Given the tremendously devastating effects and the difficulty of prevention, developing an accurate method to qualitatively and quantitively detect these two fungi provides an effective and economical management strategy. Traditional methods of isolation and biological assays have long operation cycles, poor time efficiency, and relatively low sensitivity, and immunological methods exhibit cross-reactivity, poor reproducibility, and cumbersome operation steps (Isaac, 1946; Skadow, 1966; Griffiths, 1971). Recently, quantitative real-time polymerase chain reaction (qPCR) assays have been widely implemented for pathogen load testing, with greatly improved sensitivity and shortened detection times (Pasche et al., 2013). However, quantification by qPCR depends on external standard curves, which are a major source of variability (Bustin et al., 2009). In practice, applicable reference standards are often not readily available except for the most common target analytes; furthermore, qPCR efficiency often varies within and between laboratories (Svec et al., 2015). Thus, a lack of standardization and relatively poor measurement precision limits its usefulness.

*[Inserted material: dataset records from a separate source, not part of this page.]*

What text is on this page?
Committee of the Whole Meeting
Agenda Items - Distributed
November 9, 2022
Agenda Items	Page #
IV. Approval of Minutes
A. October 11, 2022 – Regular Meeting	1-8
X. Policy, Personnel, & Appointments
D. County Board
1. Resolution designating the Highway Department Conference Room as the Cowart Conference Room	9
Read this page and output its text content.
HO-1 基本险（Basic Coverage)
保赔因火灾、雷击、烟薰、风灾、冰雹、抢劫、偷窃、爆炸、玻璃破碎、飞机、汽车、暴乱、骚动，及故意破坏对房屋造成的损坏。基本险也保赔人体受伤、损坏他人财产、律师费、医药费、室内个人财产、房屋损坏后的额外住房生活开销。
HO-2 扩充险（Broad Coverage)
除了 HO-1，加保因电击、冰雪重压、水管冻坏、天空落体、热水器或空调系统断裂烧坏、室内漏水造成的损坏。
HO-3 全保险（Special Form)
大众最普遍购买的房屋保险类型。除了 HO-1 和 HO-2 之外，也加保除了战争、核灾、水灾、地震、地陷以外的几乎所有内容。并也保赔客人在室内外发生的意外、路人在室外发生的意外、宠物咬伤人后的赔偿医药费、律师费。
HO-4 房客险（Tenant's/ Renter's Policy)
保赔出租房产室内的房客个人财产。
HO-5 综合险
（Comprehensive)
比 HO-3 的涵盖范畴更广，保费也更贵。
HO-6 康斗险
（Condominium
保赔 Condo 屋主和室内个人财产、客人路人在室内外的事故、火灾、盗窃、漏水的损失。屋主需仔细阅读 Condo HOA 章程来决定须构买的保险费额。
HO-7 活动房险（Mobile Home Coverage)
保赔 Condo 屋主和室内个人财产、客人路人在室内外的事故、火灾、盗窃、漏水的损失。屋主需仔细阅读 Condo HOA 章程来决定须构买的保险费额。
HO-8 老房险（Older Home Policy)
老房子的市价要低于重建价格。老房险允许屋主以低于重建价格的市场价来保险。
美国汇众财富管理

Digital polymerase chain reaction (dPCR) is an emerging technique that performs absolute quantification by counting nucleic acid molecules, providing a simple, standardized quantification strategy (Huggett et al., 2015). It has potentially unique advantages over qPCR, including absolute quantification in a “calibration-free” manner and robustness to variations in PCR efficiency (Sanders et al., 2011). Furthermore, sample partitioning enables dPCR to tolerate inhibitors and decreases background noise, thereby reducing false negatives (Alikian et al., 2017). Additionally, perhaps most importantly, dPCR is reported to improve accuracy and precision in quantification in comparison with qPCR (Pinheiro et al., 2012; Hindson et al., 2013). Therefore, digital PCR technique holds promise as a highly sensitive and accurate measurement method (Baker, 2012).
Although dPCR is increasingly utilized to quantify target nucleic acids in various fields (Whale et al., 2012; Félix-Urquídez et al., 2016; Salipante and Jerome, 2020), its application for the quantitative detection of plant pathogens has been limited; moreover, the systematic evaluation of its performance against a background matrix is understudied. In this study, we established and validated a sensitive and accurate droplet digital PCR (ddPCR) system for the detection and quantification of V. nonalfalfae and V. albo-atrum, to explore whether this method has the advantages over the analog qPCR assay for plant pathogen diagnosis. Key performance parameters, including diagnostic performance, detection sensitivity, quantitative agreement, accuracy, and repeatability regarding field samples, for the ddPCR assay were assessed in comparison with standard qPCR.
2. Materials and methods
2.1. Fungal, bacterial, soil, and plant samples
The V. nonalfalfae and V. albo-atrum strains were stored in our laboratory. Eight fungal isolates (Exserohilum turcicum, V. nigrescens, Magnaporthe oryzae, Bipolaris maydis, Rhizoctonia cerealis, Fusarium oxysporum f. sp. conglutinans, Ustilaginoidea virens, and Fusarium pseudograminearum) and five bacterial isolates (Acidovorax citrulli, Xanthomonas oryzae pv. oryzae, Pseudomonas syringae, Ralstonia solanacearum, and Xanthomonas campestris pv. campestris) were obtained from the Chinese Academy of Agricultural Sciences and China Agricultural University. All samples were stored in 25% glycerol at -80°C.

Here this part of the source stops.